A statement from the White House press secretary Thursday called for the immediate restoration of constitutional rule in Mali. It said the United States stands by the legitimately elected government of President Toure.

A group of soldiers declared a coup d'etat on Malian television Thursday, after taking over state broadcasting services and the presidential palace.

The soldiers say they acted because of the president's incompetence in fighting a rebellion by ethnic Tuaregs in Mali's north.

The chairman of the African Union Commission, Jean Ping, released a statement strongly condemning the rebellion and saying it has “no justification whatsoever.”

The European Union is calling for constitutional rule to be re-established as soon as possible. And former colonial power France said it is suspending cooperation with Mali, while urging that President Toure not be harmed.

The president's location is not clear, though some media reports say he is being protected by his presidential guard at an army camp.

The apparent coup took place just a few weeks before the president was due to step down at the end of his second term. Mali is due to hold elections next month.

Soldiers and their families had expressed increasing frustration with the president and what they considered a lack of weapons to fight the Taureg rebels. The rebels have taken over several towns in the north and the fighting has forced tens of thousands of Malians to flee their homes.

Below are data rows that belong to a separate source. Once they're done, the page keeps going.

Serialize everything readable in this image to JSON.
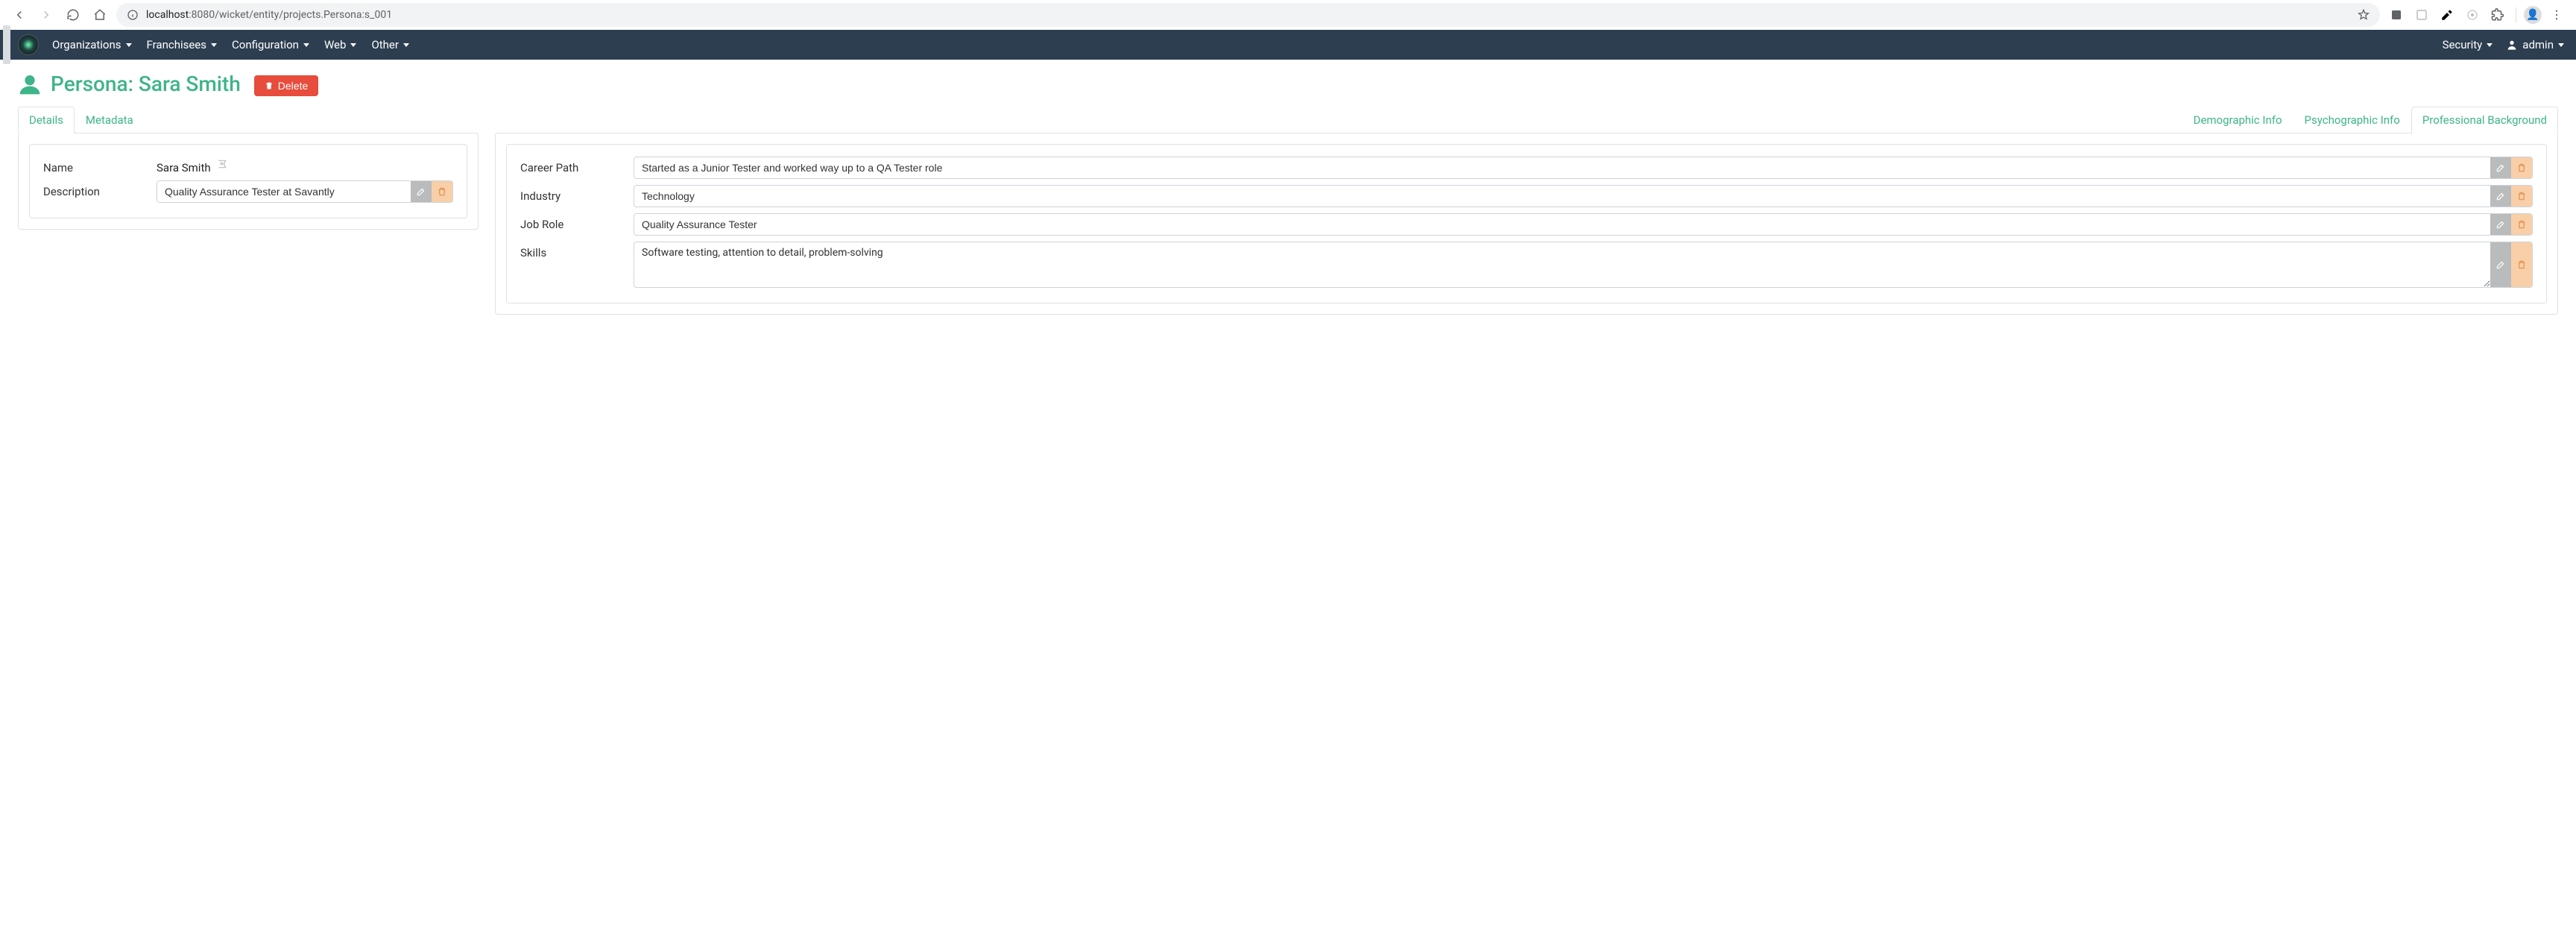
{
  "browser": {
    "url_host": "localhost",
    "url_path": ":8080/wicket/entity/projects.Persona:s_001"
  },
  "navbar": {
    "items": [
      "Organizations",
      "Franchisees",
      "Configuration",
      "Web",
      "Other"
    ],
    "security_label": "Security",
    "user_label": "admin"
  },
  "page": {
    "title": "Persona: Sara Smith",
    "delete_label": "Delete"
  },
  "left_tabs": [
    {
      "label": "Details",
      "active": true
    },
    {
      "label": "Metadata",
      "active": false
    }
  ],
  "right_tabs": [
    {
      "label": "Demographic Info",
      "active": false
    },
    {
      "label": "Psychographic Info",
      "active": false
    },
    {
      "label": "Professional Background",
      "active": true
    }
  ],
  "details": {
    "name_label": "Name",
    "name_value": "Sara Smith",
    "description_label": "Description",
    "description_value": "Quality Assurance Tester at Savantly"
  },
  "prof_bg": {
    "career_path_label": "Career Path",
    "career_path_value": "Started as a Junior Tester and worked way up to a QA Tester role",
    "industry_label": "Industry",
    "industry_value": "Technology",
    "job_role_label": "Job Role",
    "job_role_value": "Quality Assurance Tester",
    "skills_label": "Skills",
    "skills_value": "Software testing, attention to detail, problem-solving"
  }
}
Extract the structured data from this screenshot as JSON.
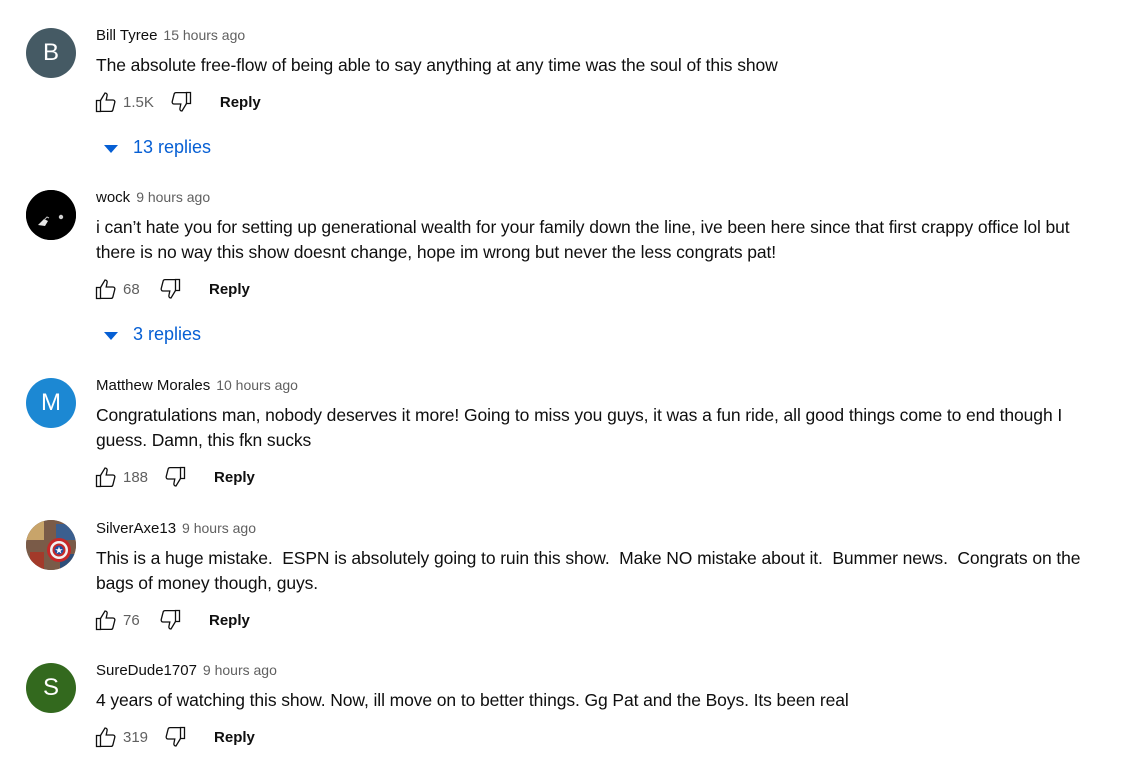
{
  "comments": [
    {
      "author": "Bill Tyree",
      "time": "15 hours ago",
      "text": "The absolute free-flow of being able to say anything at any time was the soul of this show",
      "likes": "1.5K",
      "reply_label": "Reply",
      "avatar_letter": "B",
      "avatar_color": "#455a64",
      "replies": "13 replies"
    },
    {
      "author": "wock",
      "time": "9 hours ago",
      "text": "i can’t hate you for setting up generational wealth for your family down the line, ive been here since that first crappy office lol but there is no way this show doesnt change, hope im wrong but never the less congrats pat!",
      "likes": "68",
      "reply_label": "Reply",
      "avatar_color": "#000000",
      "replies": "3 replies"
    },
    {
      "author": "Matthew Morales",
      "time": "10 hours ago",
      "text": "Congratulations man, nobody deserves it more! Going to miss you guys, it was a fun ride, all good things come to end though I guess. Damn, this fkn sucks",
      "likes": "188",
      "reply_label": "Reply",
      "avatar_letter": "M",
      "avatar_color": "#1c88d3"
    },
    {
      "author": "SilverAxe13",
      "time": "9 hours ago",
      "text": "This is a huge mistake.  ESPN is absolutely going to ruin this show.  Make NO mistake about it.  Bummer news.  Congrats on the bags of money though, guys.",
      "likes": "76",
      "reply_label": "Reply"
    },
    {
      "author": "SureDude1707",
      "time": "9 hours ago",
      "text": "4 years of watching this show. Now, ill move on to better things. Gg Pat and the Boys. Its been real",
      "likes": "319",
      "reply_label": "Reply",
      "avatar_letter": "S",
      "avatar_color": "#33691e"
    }
  ],
  "icons": {
    "like": "thumbs-up-icon",
    "dislike": "thumbs-down-icon",
    "replies_toggle": "caret-down-icon"
  },
  "colors": {
    "link_blue": "#065fd4",
    "secondary_text": "#606060"
  }
}
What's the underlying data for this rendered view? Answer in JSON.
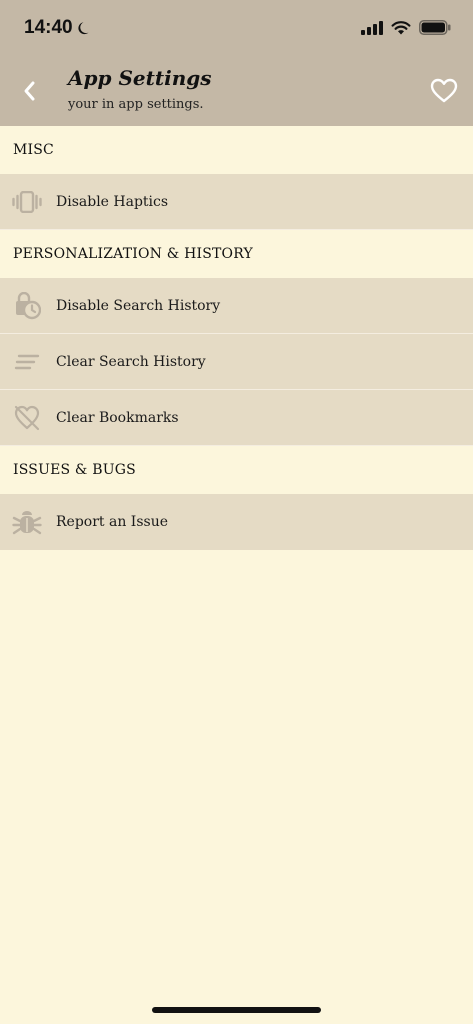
{
  "status_bar": {
    "time": "14:40"
  },
  "nav": {
    "title": "App Settings",
    "subtitle": "your in app settings."
  },
  "sections": [
    {
      "header": "MISC",
      "items": [
        {
          "label": "Disable Haptics",
          "icon": "vibration-icon"
        }
      ]
    },
    {
      "header": "PERSONALIZATION & HISTORY",
      "items": [
        {
          "label": "Disable Search History",
          "icon": "history-lock-icon"
        },
        {
          "label": "Clear Search History",
          "icon": "clear-lines-icon"
        },
        {
          "label": "Clear Bookmarks",
          "icon": "heart-off-icon"
        }
      ]
    },
    {
      "header": "ISSUES & BUGS",
      "items": [
        {
          "label": "Report an Issue",
          "icon": "bug-icon"
        }
      ]
    }
  ],
  "colors": {
    "header_bg": "#c4b8a6",
    "page_bg": "#fcf6dc",
    "row_bg": "#e5dbc5",
    "icon_color": "#bbb1a1"
  }
}
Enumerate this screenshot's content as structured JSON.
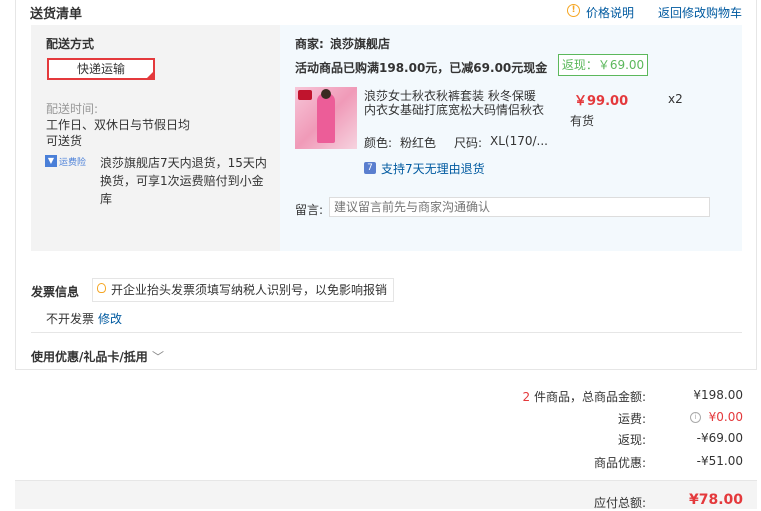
{
  "header": {
    "title": "送货清单",
    "price_note": "价格说明",
    "back_to_cart": "返回修改购物车"
  },
  "shipping": {
    "label": "配送方式",
    "method": "快递运输",
    "time_label": "配送时间:",
    "time_value": "工作日、双休日与节假日均",
    "time_value2": "可送货",
    "freight_icon_label": "运费险",
    "policy": "浪莎旗舰店7天内退货，15天内",
    "policy2": "换货，可享1次运费赔付到小金",
    "policy3": "库"
  },
  "merchant": {
    "label": "商家:",
    "name": "浪莎旗舰店",
    "promo": "活动商品已购满198.00元，已减69.00元现金",
    "rebate": "返现：￥69.00",
    "product_name": "浪莎女士秋衣秋裤套装 秋冬保暖",
    "product_name2": "内衣女基础打底宽松大码情侣秋衣",
    "price": "￥99.00",
    "qty": "x2",
    "stock": "有货",
    "color_label": "颜色:",
    "color_value": "粉红色",
    "size_label": "尺码:",
    "size_value": "XL(170/...",
    "return_policy": "支持7天无理由退货",
    "message_label": "留言:",
    "message_placeholder": "建议留言前先与商家沟通确认"
  },
  "invoice": {
    "label": "发票信息",
    "tip": "开企业抬头发票须填写纳税人识别号，以免影响报销",
    "value": "不开发票",
    "edit": "修改"
  },
  "coupon": {
    "label": "使用优惠/礼品卡/抵用"
  },
  "summary": {
    "count": "2",
    "count_label": "件商品，总商品金额:",
    "goods_total": "¥198.00",
    "freight_label": "运费:",
    "freight": "¥0.00",
    "rebate_label": "返现:",
    "rebate": "-¥69.00",
    "discount_label": "商品优惠:",
    "discount": "-¥51.00",
    "payable_label": "应付总额:",
    "payable": "¥78.00"
  }
}
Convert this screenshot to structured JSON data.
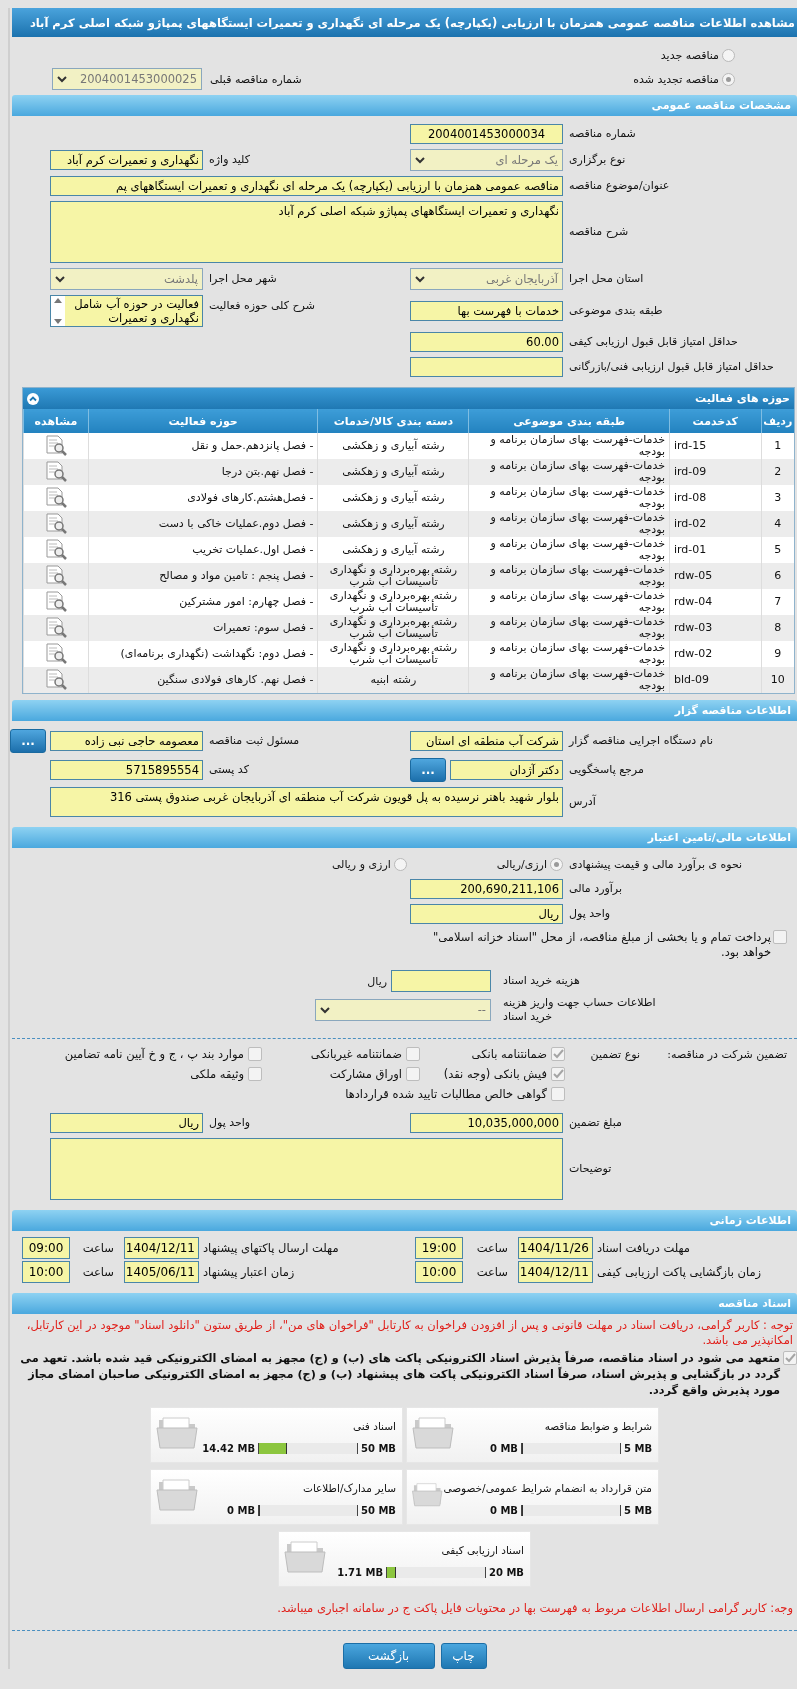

The coup leaders announced Thursday they were closing the country's borders, had suspended the constitution and created a new committee to rule the country.

Kasim Traore, a VOA reporter in the capital, Bamako, said the soldiers pledged to hold elections once national unity is restored and territorial integrity is re-established.

“The long night has ended with a group of soldiers making a declaration on national television — the national television station that was occupied by soldiers Wednesday morning — and they declared they had ended the regime of Amadou Toumani Toure, and put in place the “National Committee for the Recovery of Democracy and the Restoration of State”, following an attack at the presidential palace and following the protest at the Kati military camp, directed by Captain Amadou Aya Sanogo. The captain told the population to stay calm and said the committee does not have any ambitions to hold on to power. ”

Wednesday morning, troops began protesting at the Kati camp in a suburb of Bamako after a meeting with Mali's defense minister that apparently went badly. Soldiers fired their guns into the air and at least two soldiers were wounded.

Troops also mutinied in the northern garrison town of Gao.

President Toure helped lead a military junta that overthrew Mali's authoritarian regime in the 1990s. He was then elected in 2002, after first turning power over to an elected civilian government. He easily won his second term in 2007.

Tuareg separatists started attacking army bases in Mali's desert in January, after many Tuareg fighters returned from Libya, where they had assisted ousted Libyan leader Moammar Gadhafi. The U.N. refugee agency says the conflict has uprooted 130,000 people in and around Mali. Many soldiers have died in the conflict.

Tuareg nomads have launched periodic uprisings for greater autonomy in both Mali and Niger.

U.N. Secretary General Ban Ki-moon said Wednesday he was following the unrest in Mali with “deep concern.” The U.S. embassy in the capital, Bamako, also said it is monitoring the situation closely. It advised U.S. citizens to stay indoors.